Фингон рассказал про Нерданэль и про Амраса с Амродом, заверив Пиокку, что все остальные феаноринги, а заодно и его собственный брат Тургон темноволосы — «как все».
— А эта самая Нерданэль хорошая хоть женщина? — неожиданно поинтересовалась Пио.
— Тётя очень хорошая, — заверил её Фингон, немного растерявшийся от такой постановки вопроса. — Просто она такая… задумчивая, что ли. А так она добрая.
— А что говорят, что этот, который собачищу держит, Тьелкормо, золотоволосый? — с подозрением спросила она. — Этот-то в кого?
— Так он же красит волосы, — пояснил Фингон. — Он всегда хотел быть в точности похожим на Оромэ. Чтобы золотые волосы, белая собака и белые лошади, и всё такое.
Пиокка рассмеялась:
— Ну, до Оромэ ему далеко! А я уже думала, вдруг кто из них в эту пошёл, — сказала она не без раздражения, и Фингон понял, что эта — её невестка Мириэль. — Финвэ такой уж уродился. Всё бы ему светлые волосы. И чем светлее, тем лучше. Своих, что ли, девушек мало было? И эта, Галадриэль, тоже вся как соломенная. И вторую Финвэ, значит, светлую взял. Ты не обижайся, что я так про Индис, она же мать твоего отца. Но вы с Гил-Галадом уж точно мои. И на Финвэ оба похожи, и на мужа моего.
— Спасибо, — Финьо рассмеялся и поцеловал её руку. Он почувствовал, что ему всё время так недоставало таких семейных разговоров. Действительно, ну кого ещё сейчас могла порадовать такая простая вещь: его сын похож на прадедушку!
— Это и есть твоё брачное ожерелье? — спросил Маэдрос. — Значит, оно у тебя было?
— Нет, Майтимо, подвеску для меня сделал муж, когда родился Финвэ. А брачное ожерелье… Оно было из цветов и ягод, и я носила его всего один день.
— Так значит… значит Озера Пробуждения теперь нет? — вздохнул Маэдрос. — Я мечтал его увидеть… спрашивал отца, но, к сожалению, когда мы прибыли сюда, он слишком мало успел мне сказать, и я так и не понял, как его искать.
— Нет, его больше нет, — она покачала головой. — Там ничего не осталось.

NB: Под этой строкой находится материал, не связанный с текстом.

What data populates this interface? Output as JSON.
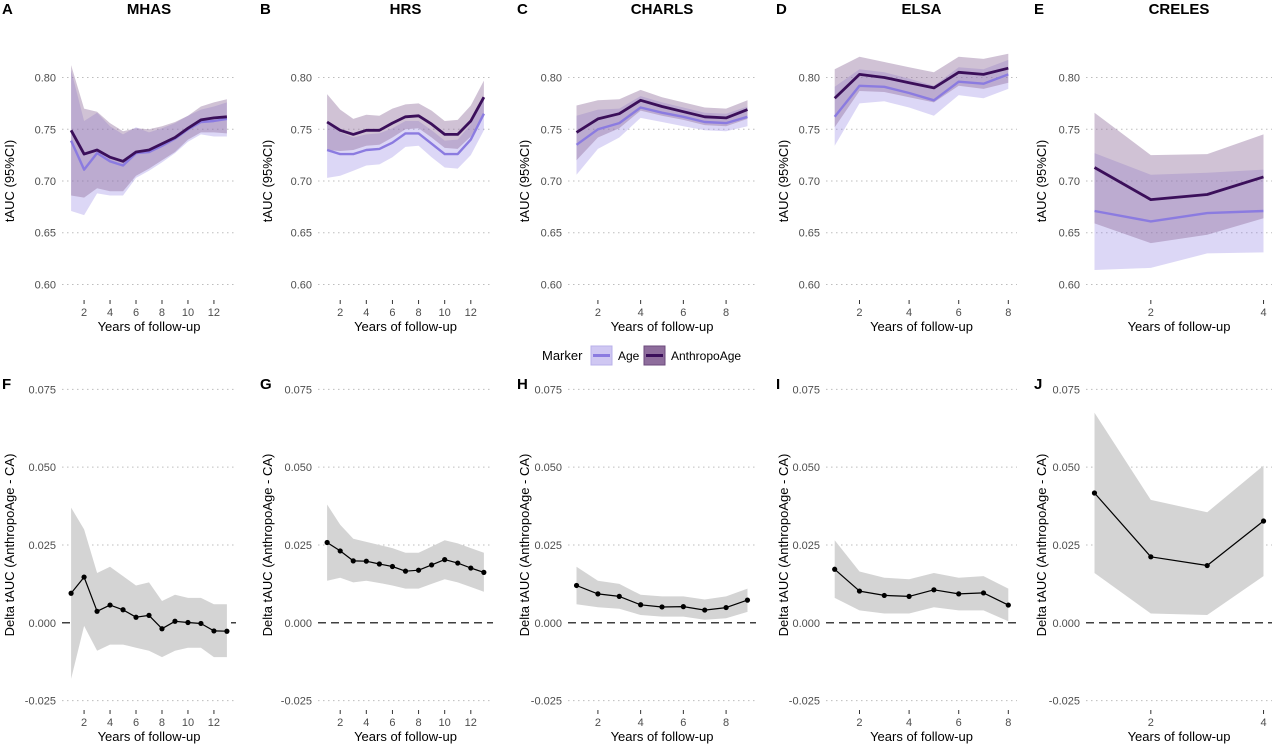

Я бежала в чём была. Это украшение всегда на мне, ну и ещё несколько вещей… Под озером было много пещер с реками и водопадами. Я бежала, как могла. Вход засыпало… там был пар, я еле дышала… нашла какое-то место, куда не тянуло жаром сверху… я думала, я оттуда не выберусь… Наверное, прошло много дней. Я потом вышла наружу где-то в лесу, среди скал, даже не знаю где; наверное, уже в Синих Горах и пошла дальше на запад.
— Я думал, что всё это сказки, — вздохнул Маэдрос. — Детские сказки про счёт, про трёх первых Пробуждённых…
— А Финвэ часто рассказывал про своих родителей, про Озеро… и мне, и отцу, — признался Фингон. — Финвэ мне как-то жаловался, что дядя Феанор не желает слушать рассказы про старину: дескать, о чём там говорить, жили в лесу, ни городов, ни книг… Но ты ведь будешь рассказывать Гил-Галаду, правда?
— Конечно, Кано, я буду рассказывать — и твоему сыну, и твоим племянникам, и их детям; и про Майтимо, и про Нолофинвэ, и про тебя тоже расскажу.